Sie setzten sich auf das Sofa.
Isabel schlug das Buch auf und fing an zu lesen.
Es lebte einmal ein Mädchen namens Stella Alisa Menzel, das besaß ein ziemlich großes Stück verzauberten Stoffes. Er war aus schimmerndem, blauem Seidensatin, zusammengenäht mit goldenem Faden und übersät mit Sternen und Schneeflocken aus Silberbrokat …
ENDE
Schreiben und Inspiration –
Anmerkung der Autorin
Viele Leser fragen mich, woher die Ideen für meine Bücher kommen. Eine schwierige Frage, denn ich weiß es nicht genau. Ideen kommen plötzlich und anscheinend wie aus dem Nichts, und meistens auch noch in den seltsamsten Situationen, zum Beispiel wenn ich etwas Banales mache wie Geburtstagsgeschenke einpacken oder die Polenta rühren oder die Wäsche aufhängen. Eine Idee ist wie ein kleines Wunder: Ich bin froh, dass es immer wieder Wunder gibt, aber ich muss nicht unbedingt wissen, woher sie kommen. Doch so viel weiß ich: Alles, was wir erleben, denken, träumen, hoffen, fühlen, lernen und lesen, findet irgendwie seinen Weg in unser Herz, unseren Verstand, unser Innerstes und nistet sich dort ein. Irgendwann kriecht ein Teil davon aus seinem Versteck und erscheint als Idee. Das Kniffelige daran ist, dass wir diese Idee nicht immer als solche erkennen, aber wenn doch, dann müssen wir bereit sein, mit ihr auf die Reise zu gehen.

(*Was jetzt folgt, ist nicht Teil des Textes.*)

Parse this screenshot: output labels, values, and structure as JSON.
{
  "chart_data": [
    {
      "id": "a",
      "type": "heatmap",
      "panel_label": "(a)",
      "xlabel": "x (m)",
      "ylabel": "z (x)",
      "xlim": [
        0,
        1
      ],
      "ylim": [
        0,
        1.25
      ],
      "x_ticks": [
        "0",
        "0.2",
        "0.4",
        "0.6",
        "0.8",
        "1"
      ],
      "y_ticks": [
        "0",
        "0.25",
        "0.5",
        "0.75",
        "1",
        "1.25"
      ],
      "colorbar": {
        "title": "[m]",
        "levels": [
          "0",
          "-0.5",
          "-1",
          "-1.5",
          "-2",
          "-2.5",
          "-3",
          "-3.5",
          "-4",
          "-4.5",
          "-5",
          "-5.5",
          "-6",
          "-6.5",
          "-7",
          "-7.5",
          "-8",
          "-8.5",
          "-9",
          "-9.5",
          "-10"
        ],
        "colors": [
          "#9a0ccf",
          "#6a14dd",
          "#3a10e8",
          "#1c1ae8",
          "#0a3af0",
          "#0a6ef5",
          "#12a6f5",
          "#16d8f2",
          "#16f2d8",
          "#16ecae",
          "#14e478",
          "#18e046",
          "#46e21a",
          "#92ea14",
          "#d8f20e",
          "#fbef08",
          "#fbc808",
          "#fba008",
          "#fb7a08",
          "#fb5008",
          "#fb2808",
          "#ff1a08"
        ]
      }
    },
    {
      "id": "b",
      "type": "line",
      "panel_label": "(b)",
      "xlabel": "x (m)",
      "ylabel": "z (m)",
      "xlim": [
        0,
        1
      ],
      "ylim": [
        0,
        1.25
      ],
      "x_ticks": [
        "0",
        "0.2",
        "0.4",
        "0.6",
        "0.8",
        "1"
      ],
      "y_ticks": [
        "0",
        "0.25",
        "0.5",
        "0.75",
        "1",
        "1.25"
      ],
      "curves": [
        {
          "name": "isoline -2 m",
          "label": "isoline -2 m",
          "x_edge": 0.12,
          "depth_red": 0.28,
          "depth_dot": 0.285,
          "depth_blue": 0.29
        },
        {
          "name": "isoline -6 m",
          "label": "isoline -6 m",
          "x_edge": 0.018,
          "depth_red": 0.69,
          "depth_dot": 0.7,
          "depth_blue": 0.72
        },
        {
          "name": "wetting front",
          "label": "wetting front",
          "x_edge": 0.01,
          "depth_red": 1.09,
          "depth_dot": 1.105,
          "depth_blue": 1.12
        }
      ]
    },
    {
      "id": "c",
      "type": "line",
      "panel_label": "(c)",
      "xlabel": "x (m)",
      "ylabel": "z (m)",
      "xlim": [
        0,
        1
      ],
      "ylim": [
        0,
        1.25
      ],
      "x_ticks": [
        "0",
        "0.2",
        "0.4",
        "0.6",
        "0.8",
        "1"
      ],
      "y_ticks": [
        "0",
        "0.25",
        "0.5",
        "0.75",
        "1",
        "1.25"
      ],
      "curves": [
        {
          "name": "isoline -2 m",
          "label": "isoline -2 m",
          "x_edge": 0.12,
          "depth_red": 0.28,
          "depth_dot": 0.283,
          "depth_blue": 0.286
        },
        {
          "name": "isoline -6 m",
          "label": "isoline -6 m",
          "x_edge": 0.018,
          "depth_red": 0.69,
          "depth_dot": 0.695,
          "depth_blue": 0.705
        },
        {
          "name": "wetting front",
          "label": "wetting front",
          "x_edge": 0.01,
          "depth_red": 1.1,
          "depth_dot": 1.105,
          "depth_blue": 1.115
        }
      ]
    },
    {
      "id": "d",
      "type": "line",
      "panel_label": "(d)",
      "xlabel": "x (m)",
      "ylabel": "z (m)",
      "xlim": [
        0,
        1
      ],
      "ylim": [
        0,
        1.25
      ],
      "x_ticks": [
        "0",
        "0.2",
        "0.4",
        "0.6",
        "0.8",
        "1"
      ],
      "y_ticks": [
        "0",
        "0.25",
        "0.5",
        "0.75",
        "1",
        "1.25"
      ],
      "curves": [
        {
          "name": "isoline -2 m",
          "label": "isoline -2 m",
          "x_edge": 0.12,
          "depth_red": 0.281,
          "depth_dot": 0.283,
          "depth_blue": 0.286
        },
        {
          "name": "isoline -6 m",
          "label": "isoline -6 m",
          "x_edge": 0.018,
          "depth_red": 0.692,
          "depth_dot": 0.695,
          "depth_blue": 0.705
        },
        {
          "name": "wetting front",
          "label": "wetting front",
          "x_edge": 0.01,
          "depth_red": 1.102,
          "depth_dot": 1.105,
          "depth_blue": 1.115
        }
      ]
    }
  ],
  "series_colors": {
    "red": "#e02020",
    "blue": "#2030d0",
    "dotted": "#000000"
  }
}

Dies vorausgeschickt, verrate ich gern, dass die ursprüngliche Anregung für «Stella und der goldene Faden» von einem alten jiddischen Volkslied stammt, das im Laufe der Jahre in immer wieder neuen Versionen gesungen oder erzählt worden ist – auch in amerikanischen Bilderbüchern für Kinder.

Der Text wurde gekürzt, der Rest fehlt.